Beyond the mountains, Northern Pakistan offers a rich and distinctive culinary tradition. Here are seven dishes that reveal the soul of Gilgit-Baltistan.

Most travelers come to Northern Pakistan for the mountains. They leave talking about the food. The culinary tradition of Gilgit-Baltistan is shaped by high-altitude living, centuries of Silk Road influence, and ingredients grown in one of the world’s most extreme environments. Here are seven dishes that define the table of the north.
If there is one dish that defines Gilgit-Baltistan, it is chapshuro. A thick flatbread stuffed with spiced minced meat (usually beef or mutton), onions, and herbs, then cooked on a griddle until the outside is golden and the inside is steaming. Think of it as the mountain region’s answer to the stuffed paratha — but thicker, heartier, and with a distinct smoky edge when made over a wood-fired stove. Available from small bakeries and dhabas across Gilgit, Hunza, and Skardu, it is the perfect trail breakfast or quick lunch.
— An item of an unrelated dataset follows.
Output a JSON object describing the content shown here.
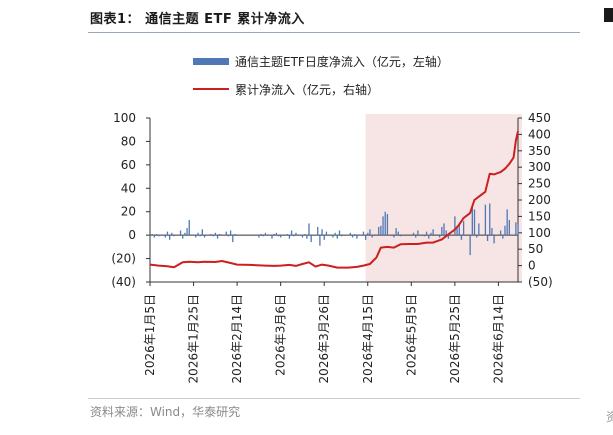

Mamtu are steamed dumplings filled with spiced minced meat and onion, served with a tomato-based sauce and a dollop of yogurt. The dish shows clear Central Asian influence — a reminder that Gilgit-Baltistan sits at the ancient crossroads of the Silk Road, where Chinese, Persian, and Turkic culinary traditions met and blended over centuries. Each family has its own recipe. Try them in a local home if you get the chance; the restaurant version is always slightly less special.
Not to be confused with the North African chili paste, Gilgit-Baltistan’s harissa is a slow-cooked porridge of whole wheat and mutton, simmered for hours until the meat falls apart and the grains dissolve into a thick, unctuous consistency. It is a dish of winter and celebration, deeply warming and filling. Eaten with bread and sometimes drizzled with ghee, harissa is comfort food in the truest sense. Find it at family-run dhabas, particularly in the colder months.
This is a traditional Balti flatbread unique to the Skardu and Shigar regions. Made from coarsely ground wheat or barley flour and cooked directly on a hot griddle or over an open flame, diram phitti is dense, slightly chewy, and extraordinary when eaten fresh with local butter and wild apricot jam. It is the bread of mountain life — built to sustain a farmer or shepherd through a long day at altitude. Seek it out in Shigar or smaller Balti villages.
The apricot is the unofficial symbol of Hunza Valley, and its influence spreads across the entire culinary culture of the north. Dried apricots are eaten as snacks, pressed for their oil (used in cooking and skincare), blended into sauces for meat dishes, and brewed into a tart juice drink served cold as a refresher. In autumn, fresh apricots are laid out on rooftops to dry in the mountain sun — a sight and smell completely unique to the region. The Hunza apricot kernel oil, cold-pressed, is also something worth bringing home.
Maltash refers to a range of wild plants — nettles, wild garlic, and various mountain herbs — foraged from high-altitude slopes and cooked with oil and spices into a simple, intensely flavored side dish. It is hyper-local, hyper-seasonal, and represents an ancient food culture that predates any modern cuisine category. When offered maltash with bread in a local home, accept enthusiastically. It is a rare privilege.
No meal in Gilgit-Baltistan ends without kehwa. This spiced green tea — brewed with cardamom, cinnamon, cloves, and sometimes saffron and almond slivers — is served in a small handle-less cup and drunk throughout the day as hospitality, warmth, and social ritual. It is mildly sweet, aromatic, and deeply restorative at altitude. In many Hunza homes, it is the first thing offered to any guest who walks through the door, and the last thing offered before they leave. Drinking kehwa slowly, in good company, is one of the quiet pleasures of traveling in the north.